If the compounding mess of the global trading ‘system’ is to be overcome, trade negotiators need to get back to first principles.  

The current turmoil in international trade arrangements reflects a realisation that they are neither free nor fair for most if not all. The sudden US withdrawal from the ten-year negotiated Trans-Pacific Partnership (TPP) has its paradoxical side as the advantages there were seen to be largely with the Americans. The confusion over the TPP was illustrated further when Australia suggested that China should stand in for the US given that the TPP’s larger purposes was in the first place to check China’s economic and military expansion in the region.

‘Free trade’, ‘Fair trade’ have been the catch cries of the trade world ever since the core principle of the post-WW2 trade system, the most-favoured-nation principle (mfn), was abandoned as nations sought short-term advantage over their competitors through spurious customs unions and later even more spurious free trade areas when these arrangements, in many key cases, did not incorporate core legitimacy criteria such as genuine regionalism and ‘substantially all of their trade’.

The piecemeal inclusion of countries and trade sectors not only set up winners and losers in their own countries, but throughout the trading world more generally. The lessons of the respective decades prior to both world wars, where trade wars developed into armed conflict on a massive scale, have been lost to all sight. It will get worse unless countries learn again to separate trade from geo-politics and to avoid discrimination in their trade relations. That may sound idealistic when so much is about ‘the deal’ irrespective of principle. But there is wisdom in the saying that what goes around, comes around.

A return exactly to what existed in the system previously is not possible, because that system had flaws too. Constructed within the General Agreement on Tariffs and Trade, now embodied in the World Trade Organisation (WTO), was an inflexibility over the adoption of new rules to facilitate both the movement of goods and services and the removal of trade barriers other than tariffs. The requirement of unanimity for the adoption of new or amended rules has hamstrung many a good measure, thus generating frustration among those who see a genuine need for change. A major example is the first substantive WTO enactment known as the Trade Facilitation Agreement agreed by all States but vetoed by just one country, India.

Another area needing modification are the GATT rules for integrating centrally planned economies (e.g. former communist states with state trading corporations along with developing and newly industrialised economies) into a structured system. Measures taken to date have been either too ad hoc, too accommodating of poor practices, and sometimes over contrived. Anti-dumping and determinations as to whether an economy is genuinely ‘free market’ in that context are examples.

The decision-making processes of the GATT’s earlier years were manageable when membership was less than 30 countries or areas, but now with over 160 that has, as noted, become quite unwieldy.

Perhaps not much will change while major countries ramp on about their country ‘First’. But trade doesn’t have to be a zero sum business.
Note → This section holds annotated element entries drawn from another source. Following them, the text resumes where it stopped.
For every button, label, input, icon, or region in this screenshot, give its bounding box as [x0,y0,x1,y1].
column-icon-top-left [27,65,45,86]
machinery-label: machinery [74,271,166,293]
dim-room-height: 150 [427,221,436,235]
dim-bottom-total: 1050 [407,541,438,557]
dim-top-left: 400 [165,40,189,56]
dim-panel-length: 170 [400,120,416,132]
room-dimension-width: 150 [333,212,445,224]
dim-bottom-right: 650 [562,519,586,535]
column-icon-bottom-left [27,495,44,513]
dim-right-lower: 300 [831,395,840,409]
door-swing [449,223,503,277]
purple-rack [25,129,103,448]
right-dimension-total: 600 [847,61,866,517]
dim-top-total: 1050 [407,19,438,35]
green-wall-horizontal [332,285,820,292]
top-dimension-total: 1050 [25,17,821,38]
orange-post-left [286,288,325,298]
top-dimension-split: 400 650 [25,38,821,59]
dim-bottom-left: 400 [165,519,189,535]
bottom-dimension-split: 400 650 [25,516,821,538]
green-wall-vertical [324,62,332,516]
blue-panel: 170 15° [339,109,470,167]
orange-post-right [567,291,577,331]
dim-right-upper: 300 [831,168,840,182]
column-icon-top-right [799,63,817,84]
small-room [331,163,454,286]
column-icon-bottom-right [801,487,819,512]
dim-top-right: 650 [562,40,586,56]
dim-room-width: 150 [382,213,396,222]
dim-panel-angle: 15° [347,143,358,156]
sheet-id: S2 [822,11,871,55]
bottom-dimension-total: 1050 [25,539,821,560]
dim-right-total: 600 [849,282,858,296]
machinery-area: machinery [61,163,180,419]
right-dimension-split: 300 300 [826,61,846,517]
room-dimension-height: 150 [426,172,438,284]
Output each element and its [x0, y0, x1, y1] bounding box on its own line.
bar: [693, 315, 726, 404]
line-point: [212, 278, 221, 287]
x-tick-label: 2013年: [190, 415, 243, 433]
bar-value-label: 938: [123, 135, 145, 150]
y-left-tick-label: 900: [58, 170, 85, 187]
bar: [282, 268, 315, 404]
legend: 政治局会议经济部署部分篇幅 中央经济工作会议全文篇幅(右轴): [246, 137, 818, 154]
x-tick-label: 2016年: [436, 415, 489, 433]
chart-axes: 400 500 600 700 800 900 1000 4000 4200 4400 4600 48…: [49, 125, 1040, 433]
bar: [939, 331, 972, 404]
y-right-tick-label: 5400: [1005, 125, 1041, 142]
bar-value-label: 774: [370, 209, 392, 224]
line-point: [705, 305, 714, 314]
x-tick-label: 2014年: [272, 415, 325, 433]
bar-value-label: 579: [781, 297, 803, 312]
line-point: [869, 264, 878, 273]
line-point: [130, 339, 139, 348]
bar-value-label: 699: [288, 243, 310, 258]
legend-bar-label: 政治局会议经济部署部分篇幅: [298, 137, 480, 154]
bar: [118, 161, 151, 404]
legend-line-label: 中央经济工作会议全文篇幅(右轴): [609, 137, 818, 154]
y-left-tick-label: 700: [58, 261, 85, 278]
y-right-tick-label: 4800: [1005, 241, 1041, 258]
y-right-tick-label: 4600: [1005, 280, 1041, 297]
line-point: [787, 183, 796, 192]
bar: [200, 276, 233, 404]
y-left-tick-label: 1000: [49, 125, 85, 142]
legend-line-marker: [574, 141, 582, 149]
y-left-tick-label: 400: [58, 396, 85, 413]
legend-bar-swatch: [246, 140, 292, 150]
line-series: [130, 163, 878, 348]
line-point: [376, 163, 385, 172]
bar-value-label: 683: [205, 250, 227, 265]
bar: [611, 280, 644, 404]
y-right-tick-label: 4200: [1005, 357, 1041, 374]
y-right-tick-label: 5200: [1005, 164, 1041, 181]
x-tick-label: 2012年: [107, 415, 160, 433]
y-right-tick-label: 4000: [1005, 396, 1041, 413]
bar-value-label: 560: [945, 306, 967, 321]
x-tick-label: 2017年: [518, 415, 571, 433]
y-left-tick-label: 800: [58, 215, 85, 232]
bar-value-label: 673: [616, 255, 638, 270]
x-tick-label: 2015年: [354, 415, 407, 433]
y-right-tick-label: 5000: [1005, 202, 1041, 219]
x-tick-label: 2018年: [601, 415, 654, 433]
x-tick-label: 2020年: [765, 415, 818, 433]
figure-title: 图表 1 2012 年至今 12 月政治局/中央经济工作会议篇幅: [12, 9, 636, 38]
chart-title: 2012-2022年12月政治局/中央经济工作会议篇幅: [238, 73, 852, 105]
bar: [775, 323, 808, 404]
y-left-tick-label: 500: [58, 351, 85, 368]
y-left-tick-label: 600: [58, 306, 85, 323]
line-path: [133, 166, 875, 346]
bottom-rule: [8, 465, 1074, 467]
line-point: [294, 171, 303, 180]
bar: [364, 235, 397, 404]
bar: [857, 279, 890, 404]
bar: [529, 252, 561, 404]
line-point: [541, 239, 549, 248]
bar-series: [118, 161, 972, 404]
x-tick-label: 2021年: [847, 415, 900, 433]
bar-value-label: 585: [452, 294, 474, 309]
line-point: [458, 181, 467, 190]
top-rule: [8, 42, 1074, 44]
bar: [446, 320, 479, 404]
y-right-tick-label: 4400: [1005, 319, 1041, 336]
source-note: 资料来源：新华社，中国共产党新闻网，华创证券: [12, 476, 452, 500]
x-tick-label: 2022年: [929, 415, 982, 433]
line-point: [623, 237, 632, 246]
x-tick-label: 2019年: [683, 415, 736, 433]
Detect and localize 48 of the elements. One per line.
It involves a deal, which should have its appeal. But when it favours some and cuts out others, by way of preferential treatment, it is discriminatory. A fair trade system is one which extends a benefit given to one to all, on condition that all beneficiaries accept the same terms. No free-riding, which the GATT in its original form allowed.
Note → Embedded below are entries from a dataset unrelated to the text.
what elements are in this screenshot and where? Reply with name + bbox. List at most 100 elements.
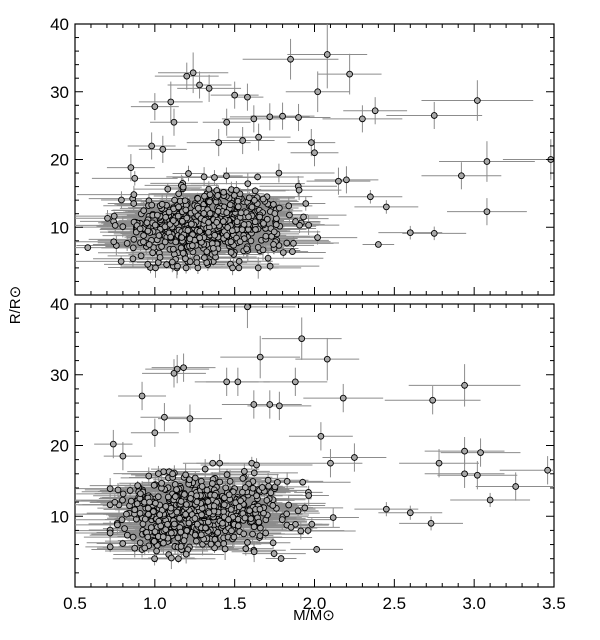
bottom-xtick-label: 3.5	[542, 594, 566, 613]
bottom-point-459	[220, 501, 228, 509]
bottom-point-649	[159, 533, 167, 541]
top-point-349	[200, 173, 208, 181]
bottom-point-512	[253, 461, 260, 469]
bottom-point-619	[256, 505, 264, 513]
top-point-231	[193, 259, 201, 266]
top-point-39	[127, 164, 135, 171]
bottom-point-197	[226, 477, 234, 485]
bottom-point-639	[237, 497, 244, 505]
bottom-point-502	[151, 528, 159, 536]
top-point-590	[158, 200, 166, 208]
top-point-617	[237, 209, 245, 217]
bottom-point-652	[239, 488, 246, 496]
bottom-point-576	[297, 527, 305, 535]
top-point-74	[211, 174, 218, 181]
top-point-28	[311, 149, 318, 157]
top-point-417	[279, 249, 287, 256]
top-point-493	[245, 194, 253, 202]
bottom-point-538	[169, 470, 176, 478]
top-point-396	[314, 234, 321, 241]
top-point-644	[162, 213, 169, 221]
top-point-395	[168, 258, 176, 266]
bottom-point-675	[263, 496, 271, 504]
top-point-95	[164, 185, 172, 193]
bottom-point-311	[269, 539, 277, 547]
top-point-625	[186, 258, 194, 265]
bottom-point-489	[168, 529, 175, 537]
bottom-point-634	[209, 480, 216, 487]
top-point-0	[183, 72, 191, 80]
bottom-point-408	[250, 469, 258, 477]
bottom-point-491	[182, 550, 190, 558]
top-point-586	[238, 226, 246, 234]
top-point-479	[152, 264, 159, 272]
top-point-650	[260, 220, 267, 227]
top-point-330	[248, 203, 256, 211]
bottom-point-667	[234, 522, 242, 530]
bottom-xtick-label: 2.0	[303, 594, 327, 613]
top-point-522	[227, 248, 235, 256]
bottom-point-596	[153, 547, 160, 555]
bottom-point-601	[230, 533, 238, 541]
bottom-point-616	[313, 546, 321, 553]
top-point-610	[183, 214, 191, 222]
bottom-point-556	[305, 492, 313, 499]
bottom-point-356	[126, 487, 134, 494]
top-point-29	[255, 133, 262, 141]
bottom-point-452	[136, 539, 144, 547]
top-point-30	[215, 139, 223, 146]
top-point-611	[302, 200, 310, 207]
bottom-point-656	[180, 537, 188, 544]
top-point-374	[296, 221, 303, 229]
bottom-point-421	[285, 501, 293, 509]
top-point-447	[178, 217, 186, 225]
top-point-14	[323, 51, 331, 58]
top-point-238	[172, 238, 180, 246]
bottom-point-660	[164, 520, 171, 528]
top-point-175	[104, 214, 111, 222]
bottom-point-640	[156, 511, 164, 519]
top-point-411	[251, 187, 259, 195]
bottom-point-605	[133, 500, 141, 508]
bottom-point-454	[144, 504, 152, 512]
top-point-635	[144, 227, 152, 235]
top-point-649	[213, 218, 221, 226]
top-point-9	[223, 118, 231, 126]
bottom-point-666	[210, 502, 218, 510]
panel-bottom: 10 20 30 40 0.5 1.0 1.5 2.0 2.5 3.0 3.5	[50, 295, 566, 613]
bottom-point-581	[262, 529, 270, 537]
bottom-point-477	[150, 508, 157, 515]
top-point-652	[270, 228, 278, 236]
top-point-623	[156, 253, 164, 261]
top-point-81	[266, 262, 274, 270]
bottom-point-19	[161, 413, 168, 421]
top-point-16	[314, 88, 322, 96]
bottom-point-35	[327, 459, 334, 467]
bottom-point-18	[151, 429, 159, 437]
bottom-point-671	[202, 524, 209, 532]
bottom-point-673	[172, 493, 179, 500]
bottom-point-28	[486, 496, 494, 504]
bottom-point-30	[406, 509, 414, 517]
bottom-point-32	[109, 440, 117, 448]
bottom-point-563	[127, 497, 135, 505]
bottom-point-10	[138, 392, 146, 400]
bottom-point-547	[160, 539, 167, 547]
top-point-22	[483, 158, 491, 165]
bottom-point-160	[242, 545, 250, 553]
bottom-point-645	[114, 486, 122, 494]
top-point-653	[196, 234, 203, 242]
bottom-point-17	[317, 432, 325, 440]
bottom-point-653	[164, 493, 172, 501]
bottom-ytick-label: 30	[50, 366, 69, 385]
top-point-659	[167, 233, 175, 241]
top-point-13	[287, 55, 294, 63]
bottom-point-651	[228, 527, 235, 535]
bottom-point-319	[150, 481, 158, 489]
bottom-ytick-label: 40	[50, 295, 69, 314]
top-point-11	[266, 113, 274, 121]
top-point-472	[179, 183, 187, 191]
top-point-551	[206, 191, 214, 198]
top-point-424	[140, 238, 147, 246]
bottom-point-564	[207, 540, 215, 548]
There will always be issues over the equivalence of benefits in complex negotiations involving numerous parties. But with modified rules earlier problems can be overcome, as can distortions arising from so-called ‘free trade’ agreements that do not have a genuine regional connection and do not involve ‘substantially’ all of the trade of the respective parties.

Another contributing problem is the tendency to combine too many variegated sectors in the one agreement. It would be best to confine trade agreements to ‘trade and services’ and treat other areas separately in their own right. Investor-state dispute provisions which override sovereignty issues, have no place in trade agreements. Nor does intellectual property, including copyright. These create complications that cause negotiators to lose the plot.
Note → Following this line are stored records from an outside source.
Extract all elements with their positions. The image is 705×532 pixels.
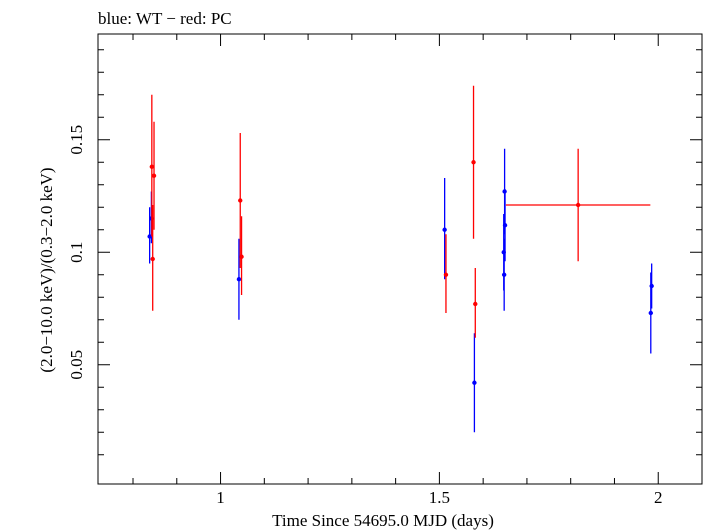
y-tick-label: 0.05 — [67, 350, 86, 380]
plot-frame — [97, 33, 703, 485]
data-point — [150, 256, 155, 262]
data-point — [501, 272, 507, 277]
x-tick-label: 1.5 — [429, 488, 450, 507]
data-point — [236, 277, 242, 282]
data-point — [648, 310, 653, 316]
data-point — [442, 227, 447, 232]
data-point — [473, 301, 478, 307]
data-point — [149, 164, 155, 169]
series-pc — [149, 85, 651, 338]
data-point — [575, 202, 581, 208]
data-point — [649, 283, 654, 289]
data-point — [471, 160, 476, 165]
series-wt — [147, 148, 654, 433]
data-point — [502, 223, 508, 228]
y-tick-label: 0.15 — [67, 125, 86, 155]
data-point — [472, 380, 477, 385]
y-tick-label: 0.1 — [67, 242, 86, 263]
data-point — [238, 198, 243, 203]
data-point — [151, 173, 157, 178]
x-tick-label: 2 — [654, 488, 663, 507]
x-tick-label: 1 — [216, 488, 225, 507]
chart-title: blue: WT − red: PC — [98, 9, 232, 28]
data-point — [147, 234, 152, 239]
y-axis-label: (2.0−10.0 keV)/(0.3−2.0 keV) — [37, 167, 56, 372]
data-point — [239, 254, 244, 259]
axis-ticks: 1 1.5 2 0.05 0.1 0.15 — [67, 34, 703, 507]
x-axis-label: Time Since 54695.0 MJD (days) — [272, 511, 494, 530]
data-point — [443, 272, 449, 277]
series-layer — [147, 85, 654, 433]
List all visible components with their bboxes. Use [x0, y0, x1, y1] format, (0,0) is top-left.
Such is the case of the Australian/US Free Trade Agreement. Too much paper. Too little plot. Moreover its benefits, far from creating billions of new trade, are estimated by the Productivity Commission to amount to just 0.7% growth not annually but between now and 2030.

If the compounding mess of the emerging system is to be avoided and overcome, the trading world needs to get back to first principles.

The alternative is increasingly bitter trade disputes, leading to conflicts that the world can no longer afford because of ideology or ‘me first’ attitudes.

Andrew Farran is a former diplomat, trade adviser, and senior academic in public and international law.